A month after the government withdrew Article 370 and locked Kashmir down with thousands of additional troops and made mass arrests, residents are resisting attempts by authorities to show some signs of normalcy returning in the valley.
Prime Minister Narendra Modi revoked special rights for Jammu and Kashmir on Aug 5, striking down the long-standing constitutional provisions for the Himalayan region.
To dampen the possibility of widespread protests, India flooded the state — already one of the world’s most militarised zones — with troops, imposed severe restrictions on movements, and cut all telephone, mobile phone and internet connections. Thousands of people were arrested.
The Centre has since eased some of the curbs, although no prominent detainees have been freed and mobile and internet connections remain suspended. Officials in Srinagar say that 90 per cent of the Kashmir valley is free of restrictions on daytime movement, some landline phone connections have been restored and thousands of schools have re-opened. However, checkpoints remain in place and communication restrictions make reporting from the region difficult.

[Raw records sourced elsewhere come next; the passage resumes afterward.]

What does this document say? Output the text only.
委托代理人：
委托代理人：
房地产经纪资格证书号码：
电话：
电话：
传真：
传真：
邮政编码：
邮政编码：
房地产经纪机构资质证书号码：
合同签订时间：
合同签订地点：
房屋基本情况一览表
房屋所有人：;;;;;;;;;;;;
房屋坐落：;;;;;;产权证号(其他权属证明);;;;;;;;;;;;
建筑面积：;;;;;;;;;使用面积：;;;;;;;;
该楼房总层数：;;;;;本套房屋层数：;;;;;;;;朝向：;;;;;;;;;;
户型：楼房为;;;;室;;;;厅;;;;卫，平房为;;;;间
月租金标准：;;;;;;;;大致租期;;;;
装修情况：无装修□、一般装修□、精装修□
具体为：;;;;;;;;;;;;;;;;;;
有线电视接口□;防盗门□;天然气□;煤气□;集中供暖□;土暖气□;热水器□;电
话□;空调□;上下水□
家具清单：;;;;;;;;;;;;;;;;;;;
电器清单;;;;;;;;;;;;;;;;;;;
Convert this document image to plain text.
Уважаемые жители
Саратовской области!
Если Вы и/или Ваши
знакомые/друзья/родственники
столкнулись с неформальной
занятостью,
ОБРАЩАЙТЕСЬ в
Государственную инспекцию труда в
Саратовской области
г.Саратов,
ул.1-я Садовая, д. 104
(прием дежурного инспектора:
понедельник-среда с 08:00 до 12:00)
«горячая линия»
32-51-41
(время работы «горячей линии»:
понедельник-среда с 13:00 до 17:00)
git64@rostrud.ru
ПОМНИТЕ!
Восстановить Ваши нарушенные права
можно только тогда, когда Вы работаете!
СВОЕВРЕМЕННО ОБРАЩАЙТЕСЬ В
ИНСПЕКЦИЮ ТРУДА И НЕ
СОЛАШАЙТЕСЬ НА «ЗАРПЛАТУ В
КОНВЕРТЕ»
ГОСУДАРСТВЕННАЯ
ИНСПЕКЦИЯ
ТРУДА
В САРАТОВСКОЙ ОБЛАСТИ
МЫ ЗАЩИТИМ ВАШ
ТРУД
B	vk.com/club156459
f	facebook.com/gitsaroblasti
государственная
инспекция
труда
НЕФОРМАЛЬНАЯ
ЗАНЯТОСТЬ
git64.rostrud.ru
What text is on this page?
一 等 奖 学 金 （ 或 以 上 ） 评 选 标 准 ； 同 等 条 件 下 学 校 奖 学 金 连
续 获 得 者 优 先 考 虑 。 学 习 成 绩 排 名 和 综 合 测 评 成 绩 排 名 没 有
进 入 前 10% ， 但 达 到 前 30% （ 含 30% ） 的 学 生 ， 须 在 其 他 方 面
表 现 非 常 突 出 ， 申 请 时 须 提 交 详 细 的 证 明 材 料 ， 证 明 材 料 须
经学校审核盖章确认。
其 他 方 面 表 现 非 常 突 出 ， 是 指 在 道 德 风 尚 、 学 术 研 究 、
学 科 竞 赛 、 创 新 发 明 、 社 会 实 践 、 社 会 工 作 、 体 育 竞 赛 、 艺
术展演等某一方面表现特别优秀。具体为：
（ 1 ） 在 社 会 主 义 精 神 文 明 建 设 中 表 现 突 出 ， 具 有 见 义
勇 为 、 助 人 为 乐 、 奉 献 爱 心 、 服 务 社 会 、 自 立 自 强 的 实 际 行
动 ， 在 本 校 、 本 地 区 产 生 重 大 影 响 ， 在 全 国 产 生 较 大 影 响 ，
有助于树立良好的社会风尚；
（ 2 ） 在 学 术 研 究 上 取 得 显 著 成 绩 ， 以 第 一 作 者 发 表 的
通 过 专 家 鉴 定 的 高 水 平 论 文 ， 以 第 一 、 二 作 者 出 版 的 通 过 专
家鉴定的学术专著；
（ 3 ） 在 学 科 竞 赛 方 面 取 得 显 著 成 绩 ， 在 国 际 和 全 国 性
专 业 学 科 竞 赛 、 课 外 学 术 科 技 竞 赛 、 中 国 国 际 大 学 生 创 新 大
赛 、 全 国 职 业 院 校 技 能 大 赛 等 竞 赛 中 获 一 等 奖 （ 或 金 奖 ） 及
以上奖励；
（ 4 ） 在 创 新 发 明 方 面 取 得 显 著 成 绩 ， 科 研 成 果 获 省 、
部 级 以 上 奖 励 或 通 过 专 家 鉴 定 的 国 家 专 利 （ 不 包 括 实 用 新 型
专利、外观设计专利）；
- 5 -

Despite the partial relaxation, many students are boycotting classes, shopkeepers are not opening up and public and private sector employees are not turning up for work, in informal action aimed at protesting against the government, according to interviews with seven government officials and dozens of residents of the valley.
“For us, our identity at stake and its safeguarding is our priority,” said Shabir Ahmad, a shopkeeper from the old quarter of Srinagar.
“Let them restore it and we will re-start our businesses.”